Mathematics is a way of describing relationships between numbers and other measurable quantities. Mathematics can express simple equations as well as interactions among the smallest particles and the farthest objects in the known universe. Mathematics allows scientists to communicate ideas using universally accepted terminology. It is truly the language of science.
We benefit from the results of mathematical research every day. The fiber-optic network carrying our telephone conversations was designed with the help of mathematics. Our computers are the result of millions of hours of mathematical analysis. Weather prediction, the design of fuel-efficient automobiles and airplanes, traffic control, and medical imaging all depend upon mathematical analysis.
For the most part, mathematics remains behind the scenes. We use the end results without really thinking about the complexity underlying the technology in our lives. But the phenomenal advances in technology over the last 100 years parallel the rise of mathematics as an independent scientific discipline.
Until the 17th century, arithmetic, algebra, and geometry were the only mathematical disciplines, and mathematics was virtually indistinguishable from science and philosophy. Developed by the ancient Greeks, these systems for investigating the world were preserved by Islamic scholars and passed on by Christian monks during the Middle Ages. Mathematics finally became a field in its own right with the development of calculus by English mathematician Isaac Newton and German philosopher and mathematician Gottfried Wilhelm Leibniz during the 17th century and the creation of rigorous mathematical analysis during the 18th century by French mathematician Augustin Louis Cauchy and his contemporaries. Until the late 19th century, however, mathematics was used mainly by physicists, chemists, and engineers.

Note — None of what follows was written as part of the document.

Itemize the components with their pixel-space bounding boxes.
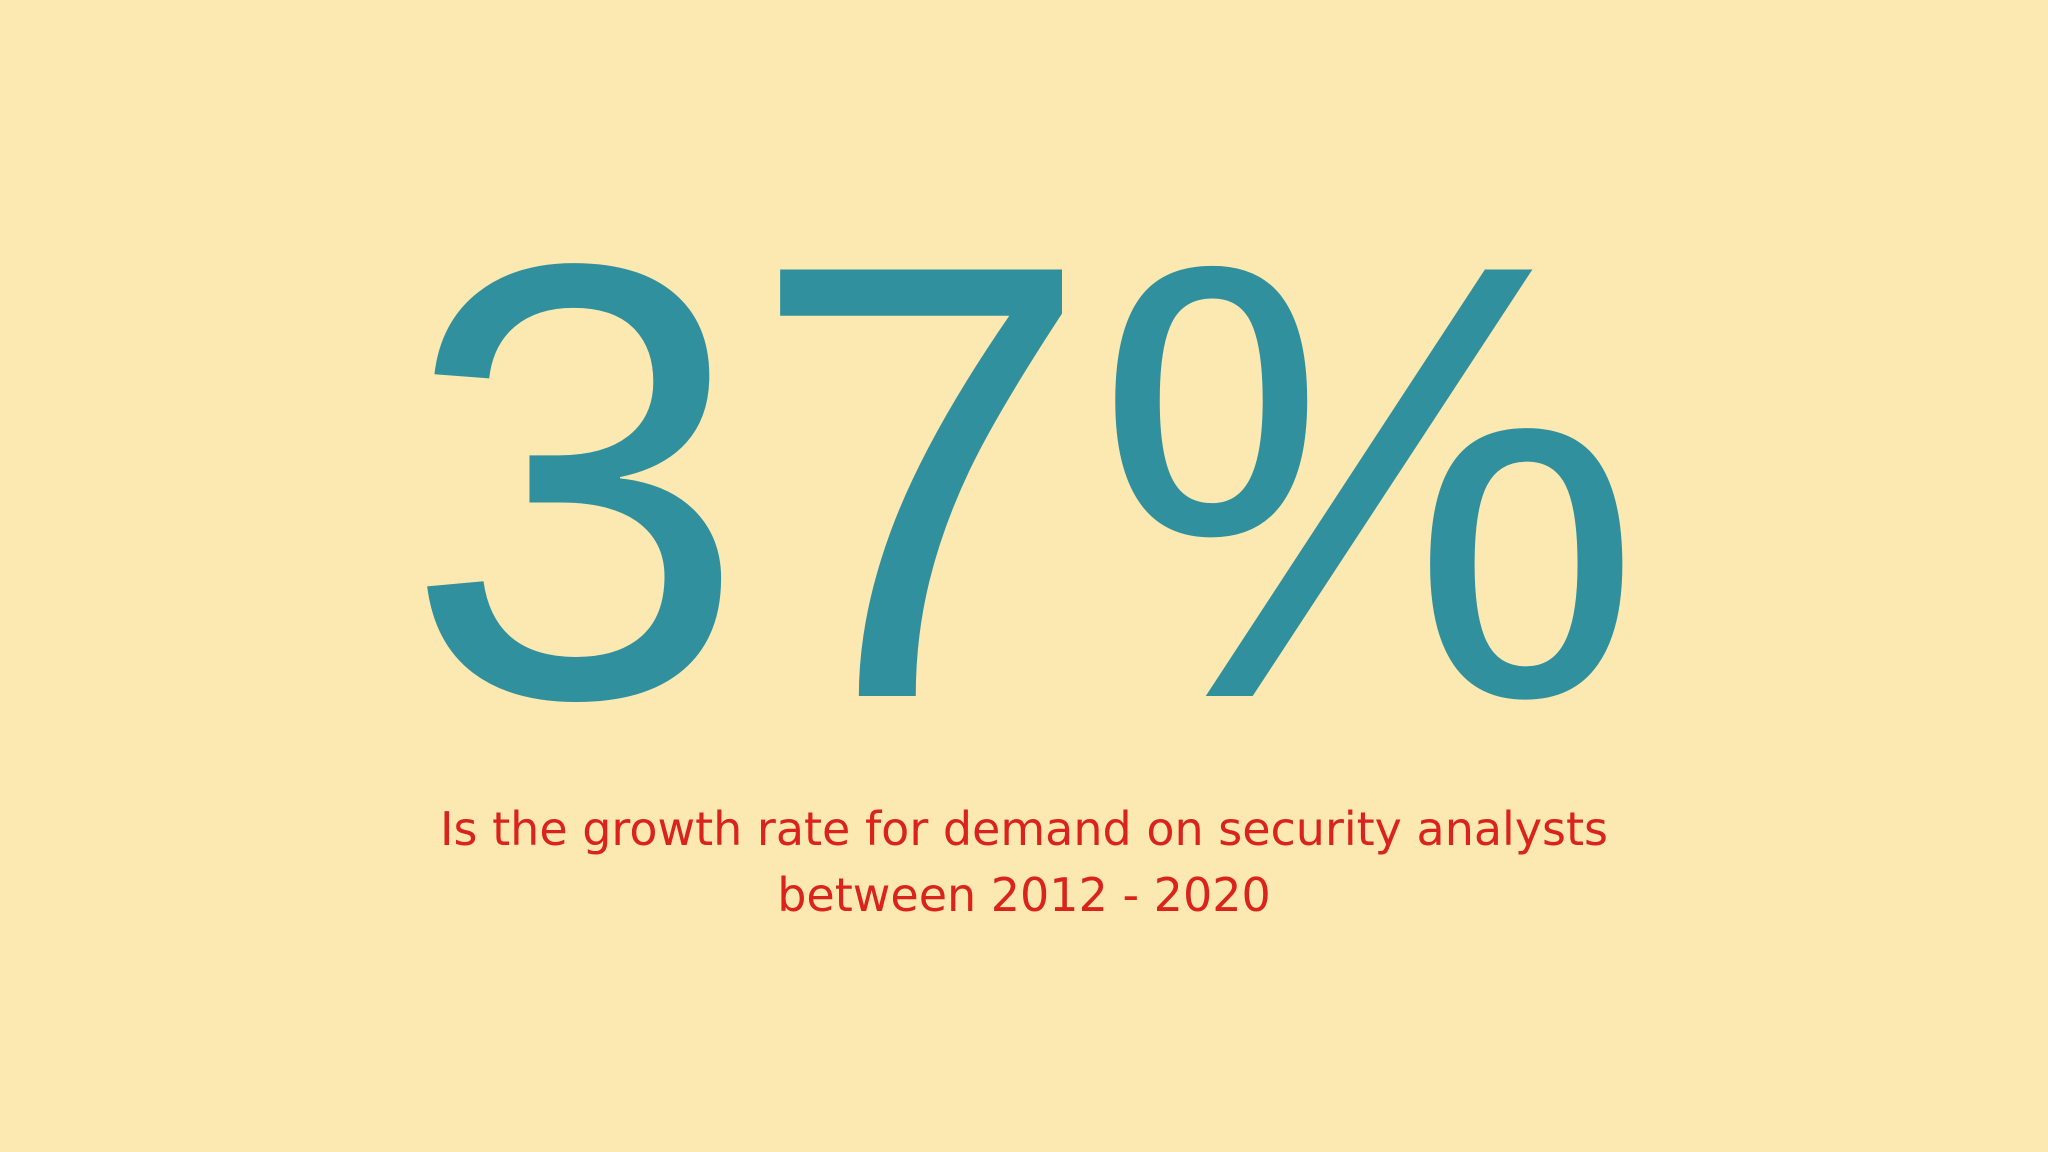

At the end of the 1800s, scientific researchers began probing the limits of observation, investigating the parts of the atom and the nature of light. Scientists discovered the electron in 1897. They had learned that light consisted of electromagnetic waves in the 1860s, but physicist Albert Einstein showed in 1905 that light could also behave as particles. These discoveries, along with inquiries into the wavelike nature of matter, led in turn to the rise of theoretical physics and to the creation of complex mathematical models that demonstrated physical laws. Einstein mathematically demonstrated the equivalence of mass and energy, summarized by the famous equation E=mc2, in his special theory of relativity in 1905. Later, Einstein’s general theory of relativity (1915) extended special relativity to accelerated systems and showed gravity to be an effect of acceleration. These mathematical models marked the creation of modern physics. Their success in predicting new physical phenomena, such as black holes and antimatter, led to an explosion of mathematical analysis. Areas in pure mathematics—that is, theory as opposed to applied, or practical, mathematics—became particularly active.
A similar explosion of activity began in applied mathematics after the invention of the electronic computer, the ENIAC (Electronic Numerical Integrator and Calculator), in 1946. Initially built to calculate the trajectory of artillery shells, ENIAC was later used for nuclear weapons research, weather prediction, and wind-tunnel design. Computers aided the development of efficient numerical methods for solving complex mathematical systems.
Without mathematics to describe physical phenomena, we might be living in a world with beautiful art, literature, and philosophy, but no technology. Even the medical advances of the last 50 years might not have occurred. Science and technology, in their turn, have provided many of the problems that motivated progress in mathematics. Such problems include the behavior of weather systems, the motion of subatomic particles, and the creation of speedier and smaller computers that can perform multiple tasks simultaneously.